The rise of PAQ

There’s still a preconception of men showing interest in fashion, let alone working in it. I’ve been on the receiving end of it first hand. I’d just handed in my notice where I worked, I’d accepted a job at one of the biggest men’s luxury online retailers in the world. Expecting at least a congratulations from my manager I got the complete opposite. A full on grilling on why I wanted to work in fashion, all with the underlying tone of superiority as in to say fashion isn’t a fulfilling career path, especially for a 22 year old guy.

This is where PAQ comes in. A youtube show under the KYRA umbrella which describes itself as ‘top gear for hypebeasts’, a strong reflection on the four twentysomething mates that have grouped together to put out weekly challenges to shine a light on the growing impact men’s fashion and streetwear has on today’s male generation. Seemingly the first of its kind on youtube it’s gathered huge traction in a short amount of time (282k subscribers and over 18m views in just over a year) to the extent that it’s drawing the attention of the big players on the streetwear scene. After collaborations with Adidas, converse and highsnobiety under their belts it’d be easy to think that the group would start to stray away from their roots and jump into more non-relatable contests, detracting away from the gems and relatability that garnered the following in the first place. This has been far from the case, in the latest episode Danny, Shaq, Dex and Elias once again get to highlight just how individual their styles are through a timed summer fit challenge which echoes their first ever release.

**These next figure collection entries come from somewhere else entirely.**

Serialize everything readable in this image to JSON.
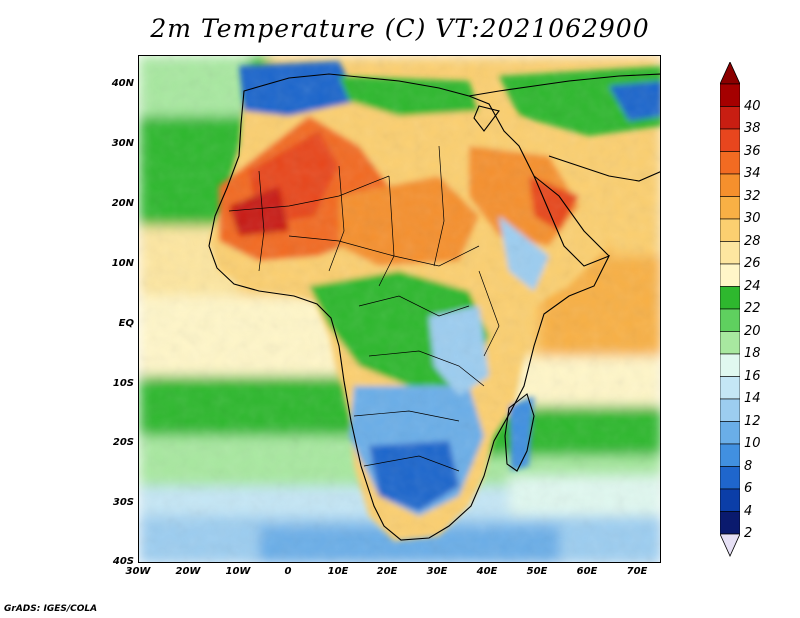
{
  "title": "2m Temperature (C) VT:2021062900",
  "footer": "GrADS: IGES/COLA",
  "map": {
    "projection": "lat-lon",
    "lon_range": [
      -30,
      75
    ],
    "lat_range": [
      -40,
      45
    ],
    "lat_ticks": [
      "40N",
      "30N",
      "20N",
      "10N",
      "EQ",
      "10S",
      "20S",
      "30S",
      "40S"
    ],
    "lon_ticks": [
      "30W",
      "20W",
      "10W",
      "0",
      "10E",
      "20E",
      "30E",
      "40E",
      "50E",
      "60E",
      "70E"
    ],
    "variable": "2m temperature",
    "units": "C",
    "valid_time": "2021062900"
  },
  "colorbar": {
    "levels": [
      "40",
      "38",
      "36",
      "34",
      "32",
      "30",
      "28",
      "26",
      "24",
      "22",
      "20",
      "18",
      "16",
      "14",
      "12",
      "10",
      "8",
      "6",
      "4",
      "2"
    ],
    "colors": [
      "#a50000",
      "#c81e12",
      "#e8461e",
      "#f26b22",
      "#f5902d",
      "#f8b045",
      "#fbcf70",
      "#fde6a0",
      "#fff6c8",
      "#2eb82e",
      "#5fd05f",
      "#a8e8a0",
      "#e0f8f0",
      "#c4e6f5",
      "#9ccdf0",
      "#6aaee8",
      "#4190e0",
      "#1f66cc",
      "#0b3ea8",
      "#0a1a6e"
    ],
    "top_arrow_color": "#8b0000",
    "bottom_arrow_color": "#e6e0f5"
  }
}
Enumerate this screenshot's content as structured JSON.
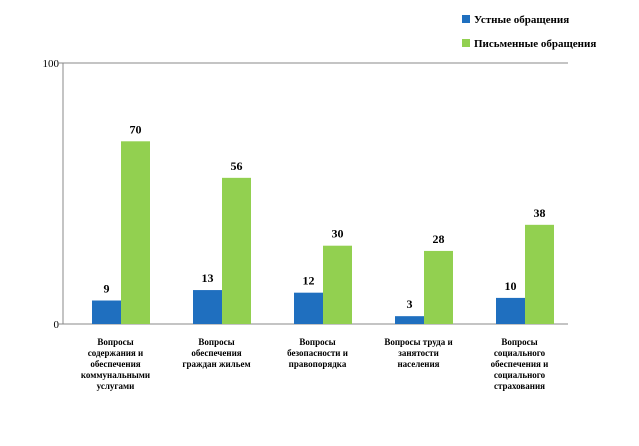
{
  "chart_data": {
    "type": "bar",
    "title": "",
    "xlabel": "",
    "ylabel": "",
    "ylim": [
      0,
      100
    ],
    "yticks": [
      0,
      100
    ],
    "grid": false,
    "legend_position": "top-right",
    "categories": [
      [
        "Вопросы",
        "содержания и",
        "обеспечения",
        "коммунальными",
        "услугами"
      ],
      [
        "Вопросы",
        "обеспечения",
        "граждан жильем"
      ],
      [
        "Вопросы",
        "безопасности и",
        "правопорядка"
      ],
      [
        "Вопросы труда и",
        "занятости",
        "населения"
      ],
      [
        "Вопросы",
        "социального",
        "обеспечения и",
        "социального",
        "страхования"
      ]
    ],
    "series": [
      {
        "name": "Устные обращения",
        "color": "#1f6fbf",
        "values": [
          9,
          13,
          12,
          3,
          10
        ]
      },
      {
        "name": "Письменные обращения",
        "color": "#92d050",
        "values": [
          70,
          56,
          30,
          28,
          38
        ]
      }
    ]
  }
}
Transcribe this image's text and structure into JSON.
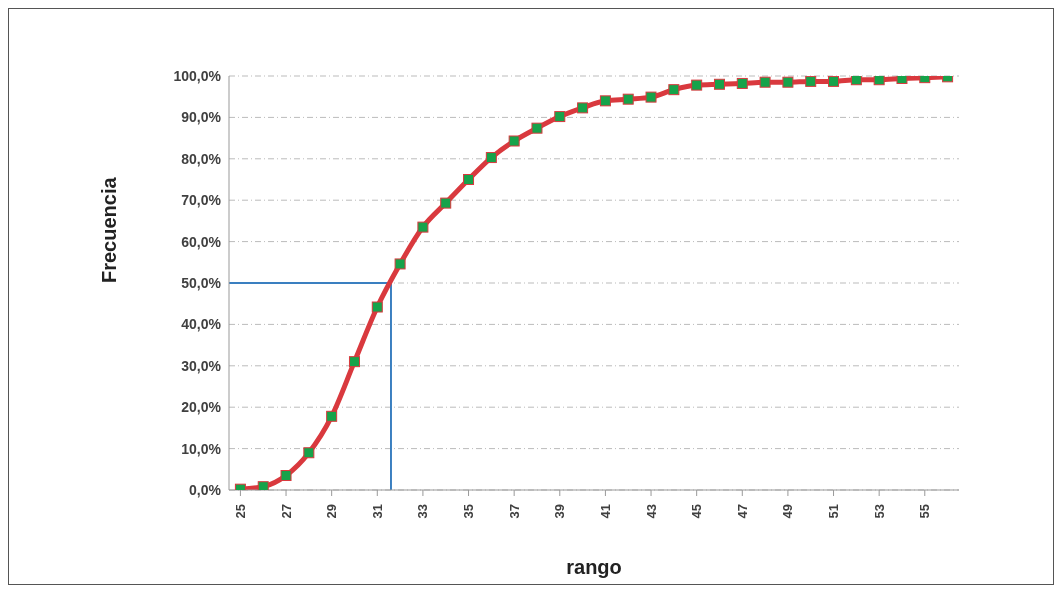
{
  "chart_data": {
    "type": "line",
    "xlabel": "rango",
    "ylabel": "Frecuencia",
    "x": [
      25,
      26,
      27,
      28,
      29,
      30,
      31,
      32,
      33,
      34,
      35,
      36,
      37,
      38,
      39,
      40,
      41,
      42,
      43,
      44,
      45,
      46,
      47,
      48,
      49,
      50,
      51,
      52,
      53,
      54,
      55,
      56
    ],
    "series": [
      {
        "color": "#d9393e",
        "values": [
          0.2,
          0.8,
          3.5,
          9,
          17.8,
          31,
          44.2,
          54.6,
          63.5,
          69.3,
          75,
          80.3,
          84.3,
          87.4,
          90.2,
          92.3,
          94,
          94.4,
          94.9,
          96.7,
          97.8,
          98,
          98.2,
          98.5,
          98.5,
          98.7,
          98.7,
          99.1,
          99.1,
          99.4,
          99.6,
          99.8
        ]
      }
    ],
    "xlim": [
      24.5,
      56.5
    ],
    "xticks": [
      25,
      27,
      29,
      31,
      33,
      35,
      37,
      39,
      41,
      43,
      45,
      47,
      49,
      51,
      53,
      55
    ],
    "ylim": [
      0,
      100
    ],
    "yticks": [
      {
        "value": 0,
        "label": "0,0%"
      },
      {
        "value": 10,
        "label": "10,0%"
      },
      {
        "value": 20,
        "label": "20,0%"
      },
      {
        "value": 30,
        "label": "30,0%"
      },
      {
        "value": 40,
        "label": "40,0%"
      },
      {
        "value": 50,
        "label": "50,0%"
      },
      {
        "value": 60,
        "label": "60,0%"
      },
      {
        "value": 70,
        "label": "70,0%"
      },
      {
        "value": 80,
        "label": "80,0%"
      },
      {
        "value": 90,
        "label": "90,0%"
      },
      {
        "value": 100,
        "label": "100,0%"
      }
    ],
    "ref_lines": [
      {
        "axis": "y",
        "value": 50,
        "color": "#3a7fc0"
      },
      {
        "axis": "x",
        "value": 31.6,
        "color": "#3a7fc0"
      }
    ],
    "grid": "y",
    "legend": false,
    "marker": "square",
    "line_style": "solid"
  }
}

The quartet are currently some of the best advocates for the streetwear scene, all showing different sides of of personality and style. Elias, probably the most extreme of them all, channels an alter-ego of sorts as “astro-boy” where he wears outrageous sunglasses and pieces together high end designer pieces, whilst always maintaining a strong pair of kicks. Dex, who refers to himself as “dexthefreak” often highlights a infectious, unintentional sense of humour that is the anti of his style, which is purely black, literally head to toe, tying into his personality where often refers to visiting graveyards for leisure. Shaq is undeniably the creative of the group, always incorporating his personality into tasks by modifying the garms he’s brought through tailoring, painting or even writing one of his poems on it. This reflected the best on the pop up shop ep where each member had create their own gildan and sell as many as possible. The final member of the group, Danny seems like he’s been picked from obscurity to be part of the gang. A lad from Yorkshire with the driest sense of humour, again has a unique sense of style that would’t be able to transferred to any of the other members. It’d be easy to think he’s on commission to sell Fred perry but he wears it well, mixing it in with skinny fit trousers and his gucci loafers.

The challenges themselves present the perfect opportunity to reflect their styles. The standout episodes so far would be the footlocker advert challenge, where the guys were given free-reign of what shoe they wanted to pick from the range. Obviously there was a wide variety from adidas gazelles to air forces, all put into look-book style shoots across odes to Italian vintage cinema to day to day chilling in London. The way they combine not only the shoe, but tie it back to their own style and then personality typifies what the show is all about. To then top it off the 4 guest judges were fan/subscribes of the show, again bringing more and more people into the culture who appreciate it the most. The other is the more stripped back type, where they team up with 4 girl youtubers and try and thrift outfits within their team in an afternoon.. from one store. The basic approach gave a great insight into the humour, thought process and again styles from the guys and as with all the other episodes, was a great easy watch due to the quality production.


All in all, huge credit has to go to PAQ. They’re using their platform to show not only is it acceptable to be yourself, both stylistically and personality wise, but also the opportunities that can come with pushing yourself into the fashion culture if you enjoy it. The larger following they get the more people will not only start to see fashion as a hobby, but as a potential career. That could range from a variety of things, such as creative show like PAQ, to a product design oriented role or a commercial role buying products for a brand. All I can hope for is that they continue to put content out for many more years and people follow suit.